Many financial institutions that are proactively requesting additional security factors from customers are using a one-time passcode (OTP) sent through SMS or email. And while SMS and email one-time passcodes do a good job of stopping most attacks, they aren’t foolproof—and bad actors have caught up. Codes sent through SMS or email can be intercepted; a recent data breach of 26 million text messages highlights the dangers of relying on SMS, and the fact that email passwords are often reused means this isn’t ideal either.

Ping Identity’s answer to the known weaknesses of OTP is the mobile push notification option of PingID. A push notification is sent directly to an app on a customer’s device, and can include custom details for transaction approvals so customers know exactly what they are approving and asks them to perform an intuitive action like a swipe or thumbprint to authorize. The app that the notification is sent to can either be:

• Your own mobile app, with MFA directly embedded using the PingID SDK
• Our PingID app, which can be configured with your branding colors and logo
  
  

Both options enable you to uphold your own look and feel and deliver a seamless, branded experience to customers.
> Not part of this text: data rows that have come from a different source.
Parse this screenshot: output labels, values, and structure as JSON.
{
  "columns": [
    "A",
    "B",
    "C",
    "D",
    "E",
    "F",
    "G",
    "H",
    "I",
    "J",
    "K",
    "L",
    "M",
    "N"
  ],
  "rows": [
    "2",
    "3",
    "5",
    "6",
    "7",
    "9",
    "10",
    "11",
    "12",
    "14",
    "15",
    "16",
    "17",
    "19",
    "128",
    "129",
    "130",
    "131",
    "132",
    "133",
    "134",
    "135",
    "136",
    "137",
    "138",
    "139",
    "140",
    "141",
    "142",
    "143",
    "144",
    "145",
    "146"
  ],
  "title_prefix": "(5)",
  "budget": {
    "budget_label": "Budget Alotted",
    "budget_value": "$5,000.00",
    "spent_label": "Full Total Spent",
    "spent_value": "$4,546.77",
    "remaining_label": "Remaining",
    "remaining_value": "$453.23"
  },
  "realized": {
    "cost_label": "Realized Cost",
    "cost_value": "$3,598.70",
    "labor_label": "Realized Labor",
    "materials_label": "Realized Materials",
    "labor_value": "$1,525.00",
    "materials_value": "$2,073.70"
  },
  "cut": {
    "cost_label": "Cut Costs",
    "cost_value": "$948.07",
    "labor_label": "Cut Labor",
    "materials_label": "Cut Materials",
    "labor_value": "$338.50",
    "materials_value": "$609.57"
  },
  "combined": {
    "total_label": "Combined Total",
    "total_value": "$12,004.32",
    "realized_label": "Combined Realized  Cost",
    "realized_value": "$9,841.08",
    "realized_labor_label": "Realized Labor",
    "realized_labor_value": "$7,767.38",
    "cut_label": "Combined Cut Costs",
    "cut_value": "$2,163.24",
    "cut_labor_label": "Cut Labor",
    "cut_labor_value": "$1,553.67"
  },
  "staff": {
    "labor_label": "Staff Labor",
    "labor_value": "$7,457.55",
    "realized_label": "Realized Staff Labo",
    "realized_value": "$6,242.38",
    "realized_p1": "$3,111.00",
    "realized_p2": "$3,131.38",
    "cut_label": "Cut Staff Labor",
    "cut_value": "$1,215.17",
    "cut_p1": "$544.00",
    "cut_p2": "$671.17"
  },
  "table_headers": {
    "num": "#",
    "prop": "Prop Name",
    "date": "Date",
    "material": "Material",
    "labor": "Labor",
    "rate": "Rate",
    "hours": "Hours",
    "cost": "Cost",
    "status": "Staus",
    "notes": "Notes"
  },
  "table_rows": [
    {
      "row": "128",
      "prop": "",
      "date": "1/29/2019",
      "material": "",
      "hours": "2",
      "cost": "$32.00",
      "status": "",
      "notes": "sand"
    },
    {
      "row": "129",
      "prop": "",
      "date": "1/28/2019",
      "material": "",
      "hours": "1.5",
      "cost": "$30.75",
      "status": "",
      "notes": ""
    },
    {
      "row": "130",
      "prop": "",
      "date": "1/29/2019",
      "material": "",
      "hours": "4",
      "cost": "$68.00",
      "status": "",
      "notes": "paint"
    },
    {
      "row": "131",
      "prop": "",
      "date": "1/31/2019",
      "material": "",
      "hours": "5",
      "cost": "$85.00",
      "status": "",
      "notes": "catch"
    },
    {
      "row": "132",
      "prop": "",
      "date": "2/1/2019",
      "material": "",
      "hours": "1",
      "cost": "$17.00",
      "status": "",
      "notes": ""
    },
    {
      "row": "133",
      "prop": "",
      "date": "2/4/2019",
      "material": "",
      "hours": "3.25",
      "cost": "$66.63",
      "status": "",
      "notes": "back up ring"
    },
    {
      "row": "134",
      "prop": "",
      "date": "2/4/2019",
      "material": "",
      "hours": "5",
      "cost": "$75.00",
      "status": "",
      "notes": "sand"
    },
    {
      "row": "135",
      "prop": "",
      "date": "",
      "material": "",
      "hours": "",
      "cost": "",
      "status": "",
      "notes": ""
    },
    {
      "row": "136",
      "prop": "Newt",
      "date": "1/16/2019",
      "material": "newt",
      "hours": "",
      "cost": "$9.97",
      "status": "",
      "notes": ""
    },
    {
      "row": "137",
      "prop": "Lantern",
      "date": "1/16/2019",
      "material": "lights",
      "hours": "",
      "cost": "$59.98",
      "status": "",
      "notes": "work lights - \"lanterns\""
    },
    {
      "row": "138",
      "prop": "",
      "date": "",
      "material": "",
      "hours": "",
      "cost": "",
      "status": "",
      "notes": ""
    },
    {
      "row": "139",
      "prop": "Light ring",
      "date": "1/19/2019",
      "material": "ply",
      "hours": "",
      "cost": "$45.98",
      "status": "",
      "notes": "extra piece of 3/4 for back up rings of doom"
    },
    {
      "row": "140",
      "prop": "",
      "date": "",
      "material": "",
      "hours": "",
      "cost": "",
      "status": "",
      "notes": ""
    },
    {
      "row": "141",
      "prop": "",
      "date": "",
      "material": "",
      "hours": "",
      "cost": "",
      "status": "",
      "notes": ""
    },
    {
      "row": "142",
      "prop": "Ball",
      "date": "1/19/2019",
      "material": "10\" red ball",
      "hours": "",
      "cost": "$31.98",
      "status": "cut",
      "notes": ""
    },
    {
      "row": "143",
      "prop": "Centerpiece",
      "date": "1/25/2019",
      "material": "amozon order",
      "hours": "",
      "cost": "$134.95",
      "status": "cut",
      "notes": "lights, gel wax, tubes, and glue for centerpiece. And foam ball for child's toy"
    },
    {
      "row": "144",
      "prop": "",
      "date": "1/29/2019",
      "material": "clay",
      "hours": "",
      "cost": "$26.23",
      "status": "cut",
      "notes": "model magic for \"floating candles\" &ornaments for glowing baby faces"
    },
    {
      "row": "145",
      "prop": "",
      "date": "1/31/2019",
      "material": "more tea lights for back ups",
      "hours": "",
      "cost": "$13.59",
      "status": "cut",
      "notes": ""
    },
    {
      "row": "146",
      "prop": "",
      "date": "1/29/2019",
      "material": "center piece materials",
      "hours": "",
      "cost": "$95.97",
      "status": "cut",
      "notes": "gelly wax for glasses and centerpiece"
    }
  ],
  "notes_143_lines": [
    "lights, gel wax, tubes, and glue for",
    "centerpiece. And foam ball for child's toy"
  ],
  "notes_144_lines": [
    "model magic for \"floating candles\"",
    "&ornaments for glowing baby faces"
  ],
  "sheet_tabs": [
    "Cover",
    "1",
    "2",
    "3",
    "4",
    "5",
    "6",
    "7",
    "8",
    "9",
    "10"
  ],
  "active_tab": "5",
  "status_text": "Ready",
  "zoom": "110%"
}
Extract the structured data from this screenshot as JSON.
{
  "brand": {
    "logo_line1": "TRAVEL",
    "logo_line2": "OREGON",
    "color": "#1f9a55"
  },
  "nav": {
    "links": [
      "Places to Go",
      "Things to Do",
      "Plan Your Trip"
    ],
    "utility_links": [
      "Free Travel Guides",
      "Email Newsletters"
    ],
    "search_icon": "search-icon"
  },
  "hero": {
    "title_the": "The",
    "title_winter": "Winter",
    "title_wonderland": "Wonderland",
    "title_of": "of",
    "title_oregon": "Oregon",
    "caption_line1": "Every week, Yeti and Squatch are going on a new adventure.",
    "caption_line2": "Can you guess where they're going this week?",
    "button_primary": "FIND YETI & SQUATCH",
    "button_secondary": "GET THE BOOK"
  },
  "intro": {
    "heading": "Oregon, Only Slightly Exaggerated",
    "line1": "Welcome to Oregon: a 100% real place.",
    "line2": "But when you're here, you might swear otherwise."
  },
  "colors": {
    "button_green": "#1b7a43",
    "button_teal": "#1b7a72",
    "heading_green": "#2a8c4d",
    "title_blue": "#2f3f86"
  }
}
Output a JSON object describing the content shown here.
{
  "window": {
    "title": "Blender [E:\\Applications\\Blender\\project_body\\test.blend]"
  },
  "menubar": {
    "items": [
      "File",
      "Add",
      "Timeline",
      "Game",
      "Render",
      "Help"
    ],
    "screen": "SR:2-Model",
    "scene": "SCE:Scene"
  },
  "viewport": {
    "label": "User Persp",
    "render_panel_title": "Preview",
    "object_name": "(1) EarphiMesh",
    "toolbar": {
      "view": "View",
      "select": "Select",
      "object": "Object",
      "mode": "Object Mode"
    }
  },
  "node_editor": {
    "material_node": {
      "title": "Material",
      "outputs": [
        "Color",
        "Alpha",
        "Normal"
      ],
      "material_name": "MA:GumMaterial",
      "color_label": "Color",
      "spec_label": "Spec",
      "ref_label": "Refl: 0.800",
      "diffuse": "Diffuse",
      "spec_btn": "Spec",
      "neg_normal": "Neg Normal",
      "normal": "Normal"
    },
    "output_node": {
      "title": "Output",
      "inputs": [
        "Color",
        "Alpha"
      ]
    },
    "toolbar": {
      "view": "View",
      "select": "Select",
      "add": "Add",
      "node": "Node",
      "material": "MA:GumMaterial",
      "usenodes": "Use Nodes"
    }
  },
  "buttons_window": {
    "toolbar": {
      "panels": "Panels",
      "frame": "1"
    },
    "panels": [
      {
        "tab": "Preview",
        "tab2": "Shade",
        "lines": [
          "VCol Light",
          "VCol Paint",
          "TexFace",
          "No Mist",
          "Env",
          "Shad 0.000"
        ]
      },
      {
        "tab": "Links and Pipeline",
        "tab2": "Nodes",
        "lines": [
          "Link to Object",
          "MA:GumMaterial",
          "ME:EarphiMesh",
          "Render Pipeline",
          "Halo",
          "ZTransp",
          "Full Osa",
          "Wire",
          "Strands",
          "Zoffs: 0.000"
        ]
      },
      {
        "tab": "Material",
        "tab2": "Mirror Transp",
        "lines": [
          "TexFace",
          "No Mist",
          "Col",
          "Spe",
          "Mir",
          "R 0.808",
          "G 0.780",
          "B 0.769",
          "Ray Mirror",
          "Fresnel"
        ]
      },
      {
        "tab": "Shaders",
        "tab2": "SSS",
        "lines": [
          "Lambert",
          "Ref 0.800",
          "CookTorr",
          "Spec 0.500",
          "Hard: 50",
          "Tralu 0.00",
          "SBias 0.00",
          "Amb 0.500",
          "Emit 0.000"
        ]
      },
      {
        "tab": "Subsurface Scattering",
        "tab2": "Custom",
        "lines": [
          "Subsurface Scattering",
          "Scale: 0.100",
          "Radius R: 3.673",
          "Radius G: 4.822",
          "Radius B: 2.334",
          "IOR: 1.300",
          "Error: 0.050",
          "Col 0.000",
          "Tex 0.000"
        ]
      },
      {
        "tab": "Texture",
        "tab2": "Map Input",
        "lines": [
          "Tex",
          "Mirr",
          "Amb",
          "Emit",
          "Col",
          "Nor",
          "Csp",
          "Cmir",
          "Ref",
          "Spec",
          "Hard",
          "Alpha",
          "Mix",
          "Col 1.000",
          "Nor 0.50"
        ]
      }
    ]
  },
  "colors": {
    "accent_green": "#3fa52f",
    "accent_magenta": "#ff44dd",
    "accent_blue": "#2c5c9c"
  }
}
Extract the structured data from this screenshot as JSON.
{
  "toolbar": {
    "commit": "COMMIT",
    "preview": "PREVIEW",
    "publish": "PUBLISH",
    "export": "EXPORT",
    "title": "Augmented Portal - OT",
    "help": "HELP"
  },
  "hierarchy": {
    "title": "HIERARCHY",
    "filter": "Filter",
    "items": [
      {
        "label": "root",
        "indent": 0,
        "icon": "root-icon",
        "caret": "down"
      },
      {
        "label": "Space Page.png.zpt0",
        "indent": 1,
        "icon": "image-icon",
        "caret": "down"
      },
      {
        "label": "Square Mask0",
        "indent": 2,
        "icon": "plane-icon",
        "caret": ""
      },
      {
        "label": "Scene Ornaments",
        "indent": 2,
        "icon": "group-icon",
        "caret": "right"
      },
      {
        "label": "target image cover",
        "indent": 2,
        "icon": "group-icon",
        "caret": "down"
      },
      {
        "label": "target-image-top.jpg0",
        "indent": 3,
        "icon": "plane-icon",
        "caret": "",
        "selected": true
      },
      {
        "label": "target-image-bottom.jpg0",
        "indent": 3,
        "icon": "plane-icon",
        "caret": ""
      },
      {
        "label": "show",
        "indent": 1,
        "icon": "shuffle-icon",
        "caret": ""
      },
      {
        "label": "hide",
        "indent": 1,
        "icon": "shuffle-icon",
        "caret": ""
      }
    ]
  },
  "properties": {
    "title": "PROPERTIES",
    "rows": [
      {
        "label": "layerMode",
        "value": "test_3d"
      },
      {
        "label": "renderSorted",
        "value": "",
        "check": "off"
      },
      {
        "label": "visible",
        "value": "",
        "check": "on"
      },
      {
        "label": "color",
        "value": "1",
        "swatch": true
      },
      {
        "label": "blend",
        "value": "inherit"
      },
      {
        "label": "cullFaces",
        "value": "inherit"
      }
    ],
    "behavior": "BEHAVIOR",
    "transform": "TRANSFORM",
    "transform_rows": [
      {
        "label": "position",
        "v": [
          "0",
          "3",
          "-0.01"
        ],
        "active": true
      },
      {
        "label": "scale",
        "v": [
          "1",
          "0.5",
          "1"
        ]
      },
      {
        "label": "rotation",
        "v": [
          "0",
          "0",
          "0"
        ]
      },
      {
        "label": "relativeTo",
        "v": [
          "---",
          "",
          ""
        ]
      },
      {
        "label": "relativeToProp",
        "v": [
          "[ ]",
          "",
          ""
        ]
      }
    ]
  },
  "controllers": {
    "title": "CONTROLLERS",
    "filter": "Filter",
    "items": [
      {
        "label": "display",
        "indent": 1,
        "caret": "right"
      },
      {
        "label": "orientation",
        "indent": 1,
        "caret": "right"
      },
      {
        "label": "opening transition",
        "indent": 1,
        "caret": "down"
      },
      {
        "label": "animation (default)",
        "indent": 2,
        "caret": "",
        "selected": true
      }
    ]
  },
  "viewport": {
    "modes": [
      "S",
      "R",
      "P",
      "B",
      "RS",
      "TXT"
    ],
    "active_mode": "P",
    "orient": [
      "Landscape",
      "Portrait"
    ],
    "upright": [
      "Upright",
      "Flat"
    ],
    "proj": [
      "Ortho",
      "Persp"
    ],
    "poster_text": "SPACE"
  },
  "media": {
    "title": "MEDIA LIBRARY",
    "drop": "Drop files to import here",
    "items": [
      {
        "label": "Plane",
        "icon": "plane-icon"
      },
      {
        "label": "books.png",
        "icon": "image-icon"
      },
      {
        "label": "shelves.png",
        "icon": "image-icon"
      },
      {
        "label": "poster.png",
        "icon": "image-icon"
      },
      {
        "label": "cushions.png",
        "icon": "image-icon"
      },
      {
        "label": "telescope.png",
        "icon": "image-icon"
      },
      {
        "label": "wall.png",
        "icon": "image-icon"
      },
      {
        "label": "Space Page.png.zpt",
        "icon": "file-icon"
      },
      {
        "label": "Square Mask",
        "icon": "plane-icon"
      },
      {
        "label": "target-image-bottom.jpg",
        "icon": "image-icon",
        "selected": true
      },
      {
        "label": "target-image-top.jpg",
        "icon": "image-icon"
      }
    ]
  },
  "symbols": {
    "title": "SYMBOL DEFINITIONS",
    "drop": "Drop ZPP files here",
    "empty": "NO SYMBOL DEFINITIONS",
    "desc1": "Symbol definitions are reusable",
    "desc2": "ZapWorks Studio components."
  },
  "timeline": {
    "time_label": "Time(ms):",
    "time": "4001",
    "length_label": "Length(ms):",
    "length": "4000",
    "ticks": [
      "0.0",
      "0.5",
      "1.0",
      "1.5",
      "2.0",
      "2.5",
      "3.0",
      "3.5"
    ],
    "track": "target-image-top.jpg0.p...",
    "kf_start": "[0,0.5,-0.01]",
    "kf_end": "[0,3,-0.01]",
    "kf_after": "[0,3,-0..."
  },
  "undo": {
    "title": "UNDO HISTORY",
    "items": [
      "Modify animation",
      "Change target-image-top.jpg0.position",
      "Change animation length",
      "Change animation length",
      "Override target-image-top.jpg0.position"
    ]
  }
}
Customer Experience with MFA Everywhere

Another way that PingID helps achieve a better customer experience is self-service mechanisms that allow a customer to manage their own profile and devices so that they can select a backup authentication method when they forget their primary one. This reduces friction for your users and prevents them from angrily tying up your customer care lines when they are struggling to place an online order, make a claim, or access their benefits. PingID also exposes APIs to be able to further develop your own self-service capabilities for users, giving your own internal developers the ability to differentiate the MFA experience.

In addition, PingID enables you to configure contextual and adaptive authentication policies to be able to intelligently step-up authentication when it is needed for higher-risk transactions and bypass it when it is not. This enables your financial institution to strike the right balance of both security and convenience, which helps build customer trust and loyalty.

When you want to give external users access to your financial systems, an additional security factor makes sense. According to the 2018 Global Cost of a Data Breach Report by Ponemon Institute, third-party involvement in a breach increases the cost; if a third party caused the data breach, the cost is increased by more than $13 per compromised record, for an adjusted average cost of $161, up from $148 per record.

Smart devices make it cheap and seamless by providing contextual and behavioral info that can be incorporated into your policies, often in a way that is invisible to users. They don’t know that you just verified that they are sitting at their desk, that they’re connected to the office wifi, that their device isn’t jailbroken, and that this is a normal time of day for them to be logging in. But thanks to the ubiquity of smart devices, you now have the ability to capture more information in the background. And if you’re using a modern MFA solution that knows what to do with all that information, you can come up with a combination of policies that adds assurance to securing access without adding friction for the user.

In conclusion, MFA is a surefire way to practically eliminate the risks of weak passwords, and financial services companies in particular can benefit from putting MFA everywhere.